À la sortie de mes études, il y a neuf ans, je rejoignais le BearStudio, une société de service qui comptait alors * trois personnes*. J’y suis resté suffisamment longtemps pour la voir grandir jusqu’à une trentaine de salariés. Il y a quelques semaines, j’ai décidé de tourner cette page pour créer mon entreprise et faire grandir un produit sur lequel je travaille depuis plusieurs années.
Avec un peu de recul, je me suis dit qu’il était temps de mettre des mots sur un constat que je fais depuis longtemps :
Quand la fatigue s’installe
La première différence fondamentale entre une société de service et une entreprise orientée produit tient à la manière dont on fait grandir la structure.
Dans le service, faire croître la boîte signifie presque mécaniquement embaucher.

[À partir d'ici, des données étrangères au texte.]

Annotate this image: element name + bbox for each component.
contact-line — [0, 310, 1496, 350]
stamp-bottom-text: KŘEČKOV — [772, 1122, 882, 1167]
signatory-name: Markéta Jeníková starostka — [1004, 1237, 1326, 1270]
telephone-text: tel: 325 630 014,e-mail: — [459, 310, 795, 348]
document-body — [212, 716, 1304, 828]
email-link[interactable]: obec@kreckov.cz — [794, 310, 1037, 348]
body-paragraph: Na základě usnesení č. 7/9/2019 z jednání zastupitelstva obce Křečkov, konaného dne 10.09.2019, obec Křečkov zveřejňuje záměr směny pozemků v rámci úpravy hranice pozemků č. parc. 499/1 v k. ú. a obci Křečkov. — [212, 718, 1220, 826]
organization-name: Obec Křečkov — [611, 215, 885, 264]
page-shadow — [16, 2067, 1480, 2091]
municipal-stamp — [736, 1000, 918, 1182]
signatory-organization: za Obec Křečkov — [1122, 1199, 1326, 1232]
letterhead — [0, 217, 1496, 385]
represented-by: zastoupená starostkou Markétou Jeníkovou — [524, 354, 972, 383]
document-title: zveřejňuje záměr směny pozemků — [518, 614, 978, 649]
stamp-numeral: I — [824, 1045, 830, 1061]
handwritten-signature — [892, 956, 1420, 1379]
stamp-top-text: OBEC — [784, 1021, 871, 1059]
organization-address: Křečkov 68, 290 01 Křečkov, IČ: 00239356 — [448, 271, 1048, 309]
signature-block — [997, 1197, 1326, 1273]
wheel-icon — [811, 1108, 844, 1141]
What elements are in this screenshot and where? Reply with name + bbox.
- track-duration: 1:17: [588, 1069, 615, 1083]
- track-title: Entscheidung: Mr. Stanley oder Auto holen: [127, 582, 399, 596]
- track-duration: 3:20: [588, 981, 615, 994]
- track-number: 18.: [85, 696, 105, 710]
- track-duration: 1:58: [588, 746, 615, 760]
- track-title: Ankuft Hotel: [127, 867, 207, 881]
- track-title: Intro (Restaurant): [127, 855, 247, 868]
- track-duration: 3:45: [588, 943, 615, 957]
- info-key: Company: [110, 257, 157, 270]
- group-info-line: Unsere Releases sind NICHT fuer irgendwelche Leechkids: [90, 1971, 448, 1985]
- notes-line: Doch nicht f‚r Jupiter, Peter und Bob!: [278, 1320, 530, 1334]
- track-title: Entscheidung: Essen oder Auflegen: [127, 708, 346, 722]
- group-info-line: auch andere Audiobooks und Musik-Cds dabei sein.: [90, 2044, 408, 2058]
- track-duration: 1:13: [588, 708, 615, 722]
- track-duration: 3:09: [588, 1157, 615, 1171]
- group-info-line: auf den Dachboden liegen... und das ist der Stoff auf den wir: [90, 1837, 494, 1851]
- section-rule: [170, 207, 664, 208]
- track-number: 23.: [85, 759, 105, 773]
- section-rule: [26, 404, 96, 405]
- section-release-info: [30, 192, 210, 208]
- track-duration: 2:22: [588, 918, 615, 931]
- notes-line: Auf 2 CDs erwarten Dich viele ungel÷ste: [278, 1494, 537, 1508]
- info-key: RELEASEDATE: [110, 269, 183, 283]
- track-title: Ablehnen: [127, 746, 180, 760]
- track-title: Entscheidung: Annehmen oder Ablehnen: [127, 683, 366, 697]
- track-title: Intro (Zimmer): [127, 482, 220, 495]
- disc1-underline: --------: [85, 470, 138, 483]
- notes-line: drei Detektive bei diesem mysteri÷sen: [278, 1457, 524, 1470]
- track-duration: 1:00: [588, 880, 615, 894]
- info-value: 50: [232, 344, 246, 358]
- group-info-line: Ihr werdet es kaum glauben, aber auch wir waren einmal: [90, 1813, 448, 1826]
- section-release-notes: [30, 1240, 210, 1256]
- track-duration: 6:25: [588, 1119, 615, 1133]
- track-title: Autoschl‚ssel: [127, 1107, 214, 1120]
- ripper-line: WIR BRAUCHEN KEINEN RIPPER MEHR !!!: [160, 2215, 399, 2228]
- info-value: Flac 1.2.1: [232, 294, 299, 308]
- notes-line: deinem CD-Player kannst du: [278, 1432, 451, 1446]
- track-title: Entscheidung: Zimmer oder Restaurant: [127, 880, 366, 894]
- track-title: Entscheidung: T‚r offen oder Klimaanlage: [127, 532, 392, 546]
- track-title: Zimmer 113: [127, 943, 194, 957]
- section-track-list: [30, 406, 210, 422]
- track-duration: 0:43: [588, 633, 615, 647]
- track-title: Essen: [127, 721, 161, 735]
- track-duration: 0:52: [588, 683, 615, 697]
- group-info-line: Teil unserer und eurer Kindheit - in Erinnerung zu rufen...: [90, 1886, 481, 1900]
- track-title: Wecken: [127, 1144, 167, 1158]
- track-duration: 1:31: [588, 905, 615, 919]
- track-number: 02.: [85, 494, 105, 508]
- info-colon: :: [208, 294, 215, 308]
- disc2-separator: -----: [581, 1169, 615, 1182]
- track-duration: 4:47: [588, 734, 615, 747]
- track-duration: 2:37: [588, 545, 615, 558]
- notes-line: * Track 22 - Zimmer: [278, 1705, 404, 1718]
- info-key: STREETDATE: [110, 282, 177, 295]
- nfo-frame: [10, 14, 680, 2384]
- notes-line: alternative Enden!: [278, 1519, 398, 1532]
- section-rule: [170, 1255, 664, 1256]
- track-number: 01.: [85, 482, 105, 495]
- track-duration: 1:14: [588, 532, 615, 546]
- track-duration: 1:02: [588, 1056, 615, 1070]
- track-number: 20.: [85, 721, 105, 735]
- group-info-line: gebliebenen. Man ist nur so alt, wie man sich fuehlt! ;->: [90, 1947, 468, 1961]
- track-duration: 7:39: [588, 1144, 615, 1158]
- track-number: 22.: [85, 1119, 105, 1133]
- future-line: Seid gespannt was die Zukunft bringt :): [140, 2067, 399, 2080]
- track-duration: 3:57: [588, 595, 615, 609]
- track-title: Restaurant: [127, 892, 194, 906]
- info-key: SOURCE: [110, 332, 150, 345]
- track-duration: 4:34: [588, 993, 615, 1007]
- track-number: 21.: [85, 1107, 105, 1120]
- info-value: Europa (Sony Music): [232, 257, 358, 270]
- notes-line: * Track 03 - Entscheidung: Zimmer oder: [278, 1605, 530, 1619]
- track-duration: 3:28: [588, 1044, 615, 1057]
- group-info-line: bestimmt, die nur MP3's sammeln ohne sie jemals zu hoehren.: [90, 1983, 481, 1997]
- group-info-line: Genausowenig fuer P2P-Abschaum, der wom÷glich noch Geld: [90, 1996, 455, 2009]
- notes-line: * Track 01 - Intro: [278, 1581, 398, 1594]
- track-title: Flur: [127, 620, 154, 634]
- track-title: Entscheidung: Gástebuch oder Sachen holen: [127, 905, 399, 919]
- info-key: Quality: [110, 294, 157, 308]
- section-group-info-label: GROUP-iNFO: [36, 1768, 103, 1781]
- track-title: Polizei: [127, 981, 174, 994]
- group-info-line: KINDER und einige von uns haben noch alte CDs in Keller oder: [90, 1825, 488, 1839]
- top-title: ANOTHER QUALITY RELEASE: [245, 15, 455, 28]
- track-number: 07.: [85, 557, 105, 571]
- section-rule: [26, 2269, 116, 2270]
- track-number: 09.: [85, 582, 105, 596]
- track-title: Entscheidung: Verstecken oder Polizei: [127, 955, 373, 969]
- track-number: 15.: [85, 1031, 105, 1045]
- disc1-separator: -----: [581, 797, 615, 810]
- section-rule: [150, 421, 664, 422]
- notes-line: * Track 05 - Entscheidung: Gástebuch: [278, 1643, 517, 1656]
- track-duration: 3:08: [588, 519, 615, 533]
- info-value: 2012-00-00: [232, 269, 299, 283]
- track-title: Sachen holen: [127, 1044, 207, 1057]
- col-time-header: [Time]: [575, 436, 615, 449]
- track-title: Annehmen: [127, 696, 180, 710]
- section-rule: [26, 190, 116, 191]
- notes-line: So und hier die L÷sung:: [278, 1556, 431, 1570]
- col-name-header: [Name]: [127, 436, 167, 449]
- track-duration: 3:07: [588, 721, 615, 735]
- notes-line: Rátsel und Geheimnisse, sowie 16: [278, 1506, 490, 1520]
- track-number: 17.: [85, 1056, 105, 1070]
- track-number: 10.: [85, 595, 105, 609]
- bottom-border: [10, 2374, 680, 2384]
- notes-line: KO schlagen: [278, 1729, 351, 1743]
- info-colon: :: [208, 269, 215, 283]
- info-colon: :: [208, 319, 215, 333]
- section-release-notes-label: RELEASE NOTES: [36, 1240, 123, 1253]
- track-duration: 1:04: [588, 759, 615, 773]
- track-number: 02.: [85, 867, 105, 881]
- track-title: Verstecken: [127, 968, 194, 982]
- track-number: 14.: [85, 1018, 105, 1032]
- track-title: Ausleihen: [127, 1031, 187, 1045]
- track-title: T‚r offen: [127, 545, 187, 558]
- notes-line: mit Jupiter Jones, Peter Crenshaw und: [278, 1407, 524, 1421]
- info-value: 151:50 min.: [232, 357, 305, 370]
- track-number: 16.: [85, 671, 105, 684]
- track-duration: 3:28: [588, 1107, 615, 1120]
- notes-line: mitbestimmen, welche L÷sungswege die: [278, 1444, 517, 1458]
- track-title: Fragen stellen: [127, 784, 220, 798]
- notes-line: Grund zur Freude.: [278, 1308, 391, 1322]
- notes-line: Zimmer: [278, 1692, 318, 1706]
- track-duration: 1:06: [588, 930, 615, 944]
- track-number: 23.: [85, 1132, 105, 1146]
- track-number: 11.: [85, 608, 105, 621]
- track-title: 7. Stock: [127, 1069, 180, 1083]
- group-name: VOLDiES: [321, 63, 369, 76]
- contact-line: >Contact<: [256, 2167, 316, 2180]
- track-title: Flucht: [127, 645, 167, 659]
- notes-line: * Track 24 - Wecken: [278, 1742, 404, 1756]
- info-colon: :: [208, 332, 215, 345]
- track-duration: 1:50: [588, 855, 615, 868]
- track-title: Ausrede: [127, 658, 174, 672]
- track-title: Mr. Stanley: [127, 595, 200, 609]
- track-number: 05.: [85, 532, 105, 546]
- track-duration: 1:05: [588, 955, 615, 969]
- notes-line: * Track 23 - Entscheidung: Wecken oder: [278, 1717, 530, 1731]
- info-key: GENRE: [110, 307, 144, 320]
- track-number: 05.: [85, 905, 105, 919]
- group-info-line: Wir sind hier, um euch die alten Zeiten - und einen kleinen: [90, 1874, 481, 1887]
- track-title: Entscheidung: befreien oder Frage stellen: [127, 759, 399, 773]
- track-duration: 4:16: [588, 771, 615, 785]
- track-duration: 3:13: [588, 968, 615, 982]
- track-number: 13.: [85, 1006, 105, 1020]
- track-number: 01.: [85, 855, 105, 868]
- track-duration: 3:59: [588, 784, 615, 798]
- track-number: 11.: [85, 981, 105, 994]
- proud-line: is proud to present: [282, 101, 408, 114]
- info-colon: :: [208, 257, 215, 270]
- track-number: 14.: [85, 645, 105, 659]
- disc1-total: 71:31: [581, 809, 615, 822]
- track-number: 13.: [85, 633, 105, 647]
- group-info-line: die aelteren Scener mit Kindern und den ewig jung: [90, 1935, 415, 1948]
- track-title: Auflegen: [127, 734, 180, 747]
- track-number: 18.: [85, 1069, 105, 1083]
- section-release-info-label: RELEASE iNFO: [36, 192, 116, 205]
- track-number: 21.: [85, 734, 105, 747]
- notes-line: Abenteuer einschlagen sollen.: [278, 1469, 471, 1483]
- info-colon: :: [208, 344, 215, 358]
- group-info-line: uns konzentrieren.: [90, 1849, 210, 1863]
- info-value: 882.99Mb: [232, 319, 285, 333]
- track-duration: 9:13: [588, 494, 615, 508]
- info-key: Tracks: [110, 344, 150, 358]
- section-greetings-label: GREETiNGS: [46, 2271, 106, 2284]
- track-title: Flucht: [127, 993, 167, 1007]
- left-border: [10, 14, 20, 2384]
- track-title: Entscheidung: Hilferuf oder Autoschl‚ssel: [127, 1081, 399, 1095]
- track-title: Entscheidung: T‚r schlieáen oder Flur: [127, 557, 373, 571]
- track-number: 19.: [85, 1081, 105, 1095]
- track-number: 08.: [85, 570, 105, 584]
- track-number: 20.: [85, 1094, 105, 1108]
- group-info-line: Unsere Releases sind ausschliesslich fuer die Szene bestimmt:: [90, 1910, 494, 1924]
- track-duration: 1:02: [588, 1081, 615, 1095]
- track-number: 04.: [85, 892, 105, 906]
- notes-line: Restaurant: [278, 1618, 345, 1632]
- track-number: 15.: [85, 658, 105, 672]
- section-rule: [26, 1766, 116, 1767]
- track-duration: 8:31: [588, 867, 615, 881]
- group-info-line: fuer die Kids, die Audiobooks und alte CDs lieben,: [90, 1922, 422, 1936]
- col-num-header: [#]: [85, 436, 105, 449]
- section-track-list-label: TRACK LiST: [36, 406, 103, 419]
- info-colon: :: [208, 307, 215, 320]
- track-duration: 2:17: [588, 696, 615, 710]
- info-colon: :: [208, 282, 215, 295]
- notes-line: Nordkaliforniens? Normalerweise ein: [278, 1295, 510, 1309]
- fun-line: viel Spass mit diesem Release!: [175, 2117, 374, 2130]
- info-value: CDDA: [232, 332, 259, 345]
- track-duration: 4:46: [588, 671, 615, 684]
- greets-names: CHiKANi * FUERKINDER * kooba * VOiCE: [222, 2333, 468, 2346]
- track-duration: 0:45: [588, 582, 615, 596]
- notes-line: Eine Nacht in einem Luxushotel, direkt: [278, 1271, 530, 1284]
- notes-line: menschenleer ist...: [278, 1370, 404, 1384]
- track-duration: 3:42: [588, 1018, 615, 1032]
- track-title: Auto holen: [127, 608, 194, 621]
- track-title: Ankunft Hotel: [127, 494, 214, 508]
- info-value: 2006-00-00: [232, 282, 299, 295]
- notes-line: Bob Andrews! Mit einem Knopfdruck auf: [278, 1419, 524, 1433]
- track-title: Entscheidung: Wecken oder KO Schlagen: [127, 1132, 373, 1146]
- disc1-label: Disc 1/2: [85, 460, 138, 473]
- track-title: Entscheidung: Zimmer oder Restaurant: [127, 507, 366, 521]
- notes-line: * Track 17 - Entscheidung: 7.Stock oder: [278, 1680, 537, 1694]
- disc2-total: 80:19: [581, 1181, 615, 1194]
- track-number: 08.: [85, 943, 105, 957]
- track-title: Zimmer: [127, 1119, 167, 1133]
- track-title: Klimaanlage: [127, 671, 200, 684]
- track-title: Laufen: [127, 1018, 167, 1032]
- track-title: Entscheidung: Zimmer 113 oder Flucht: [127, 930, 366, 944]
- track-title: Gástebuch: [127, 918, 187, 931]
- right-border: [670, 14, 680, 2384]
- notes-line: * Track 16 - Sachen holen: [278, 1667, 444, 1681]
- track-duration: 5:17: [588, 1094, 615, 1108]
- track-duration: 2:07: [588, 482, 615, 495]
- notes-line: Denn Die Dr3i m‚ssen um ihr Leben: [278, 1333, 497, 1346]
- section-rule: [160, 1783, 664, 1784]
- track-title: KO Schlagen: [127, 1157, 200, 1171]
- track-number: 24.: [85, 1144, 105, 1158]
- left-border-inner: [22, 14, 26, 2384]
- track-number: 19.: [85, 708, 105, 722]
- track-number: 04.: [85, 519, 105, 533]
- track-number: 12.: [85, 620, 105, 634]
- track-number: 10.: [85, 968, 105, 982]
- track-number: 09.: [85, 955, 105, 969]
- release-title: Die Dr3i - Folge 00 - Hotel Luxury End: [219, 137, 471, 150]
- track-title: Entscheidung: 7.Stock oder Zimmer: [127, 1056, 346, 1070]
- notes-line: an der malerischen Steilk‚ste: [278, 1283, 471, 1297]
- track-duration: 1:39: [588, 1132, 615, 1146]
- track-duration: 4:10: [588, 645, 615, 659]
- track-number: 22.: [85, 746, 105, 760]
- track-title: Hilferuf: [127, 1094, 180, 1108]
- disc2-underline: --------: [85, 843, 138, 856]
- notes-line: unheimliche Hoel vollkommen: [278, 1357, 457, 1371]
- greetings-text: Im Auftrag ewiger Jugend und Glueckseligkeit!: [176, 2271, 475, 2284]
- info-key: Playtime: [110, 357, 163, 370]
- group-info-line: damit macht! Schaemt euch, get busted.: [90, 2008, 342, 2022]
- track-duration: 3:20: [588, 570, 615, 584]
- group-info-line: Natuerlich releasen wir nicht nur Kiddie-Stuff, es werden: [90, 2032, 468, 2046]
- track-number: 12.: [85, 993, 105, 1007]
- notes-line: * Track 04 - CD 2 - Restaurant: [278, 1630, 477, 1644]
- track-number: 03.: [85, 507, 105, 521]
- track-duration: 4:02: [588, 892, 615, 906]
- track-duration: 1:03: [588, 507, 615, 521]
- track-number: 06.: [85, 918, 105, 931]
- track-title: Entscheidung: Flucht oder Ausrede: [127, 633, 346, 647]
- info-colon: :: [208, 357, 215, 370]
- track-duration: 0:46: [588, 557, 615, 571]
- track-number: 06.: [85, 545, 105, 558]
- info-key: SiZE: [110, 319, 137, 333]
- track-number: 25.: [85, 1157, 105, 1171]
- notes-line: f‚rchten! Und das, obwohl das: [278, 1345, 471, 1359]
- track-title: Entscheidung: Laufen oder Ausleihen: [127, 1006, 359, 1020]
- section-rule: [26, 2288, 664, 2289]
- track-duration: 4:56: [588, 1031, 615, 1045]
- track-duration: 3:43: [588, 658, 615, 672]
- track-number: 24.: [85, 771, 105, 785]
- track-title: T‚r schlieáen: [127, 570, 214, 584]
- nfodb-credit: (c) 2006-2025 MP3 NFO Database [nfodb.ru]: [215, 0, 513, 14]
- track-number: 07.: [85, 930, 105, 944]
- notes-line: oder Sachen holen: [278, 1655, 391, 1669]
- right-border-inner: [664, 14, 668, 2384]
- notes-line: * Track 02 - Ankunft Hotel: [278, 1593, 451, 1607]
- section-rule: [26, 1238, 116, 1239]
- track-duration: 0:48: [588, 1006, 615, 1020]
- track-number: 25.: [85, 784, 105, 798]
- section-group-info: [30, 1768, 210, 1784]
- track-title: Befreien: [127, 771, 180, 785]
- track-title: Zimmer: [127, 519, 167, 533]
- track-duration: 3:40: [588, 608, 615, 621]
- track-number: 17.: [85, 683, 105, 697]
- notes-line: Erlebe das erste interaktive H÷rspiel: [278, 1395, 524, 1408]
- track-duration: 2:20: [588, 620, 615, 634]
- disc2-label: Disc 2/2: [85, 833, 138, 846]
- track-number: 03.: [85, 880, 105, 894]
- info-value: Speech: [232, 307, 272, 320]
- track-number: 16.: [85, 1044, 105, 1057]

Plus de clients ou plus de chiffre d’affaires impliquent plus d’heures à produire, donc plus de développeurs, donc plus de salariés. La croissance est directement corrélée à la taille de l’équipe. À l’inverse, dans une entreprise produit, les ventes ne dépendent pas — ou en tout cas pas directement — du nombre de personnes dans l’entreprise. Un même produit peut être vendu à 10, 100 ou 10 000 clients sans multiplier proportionnellement les effectifs.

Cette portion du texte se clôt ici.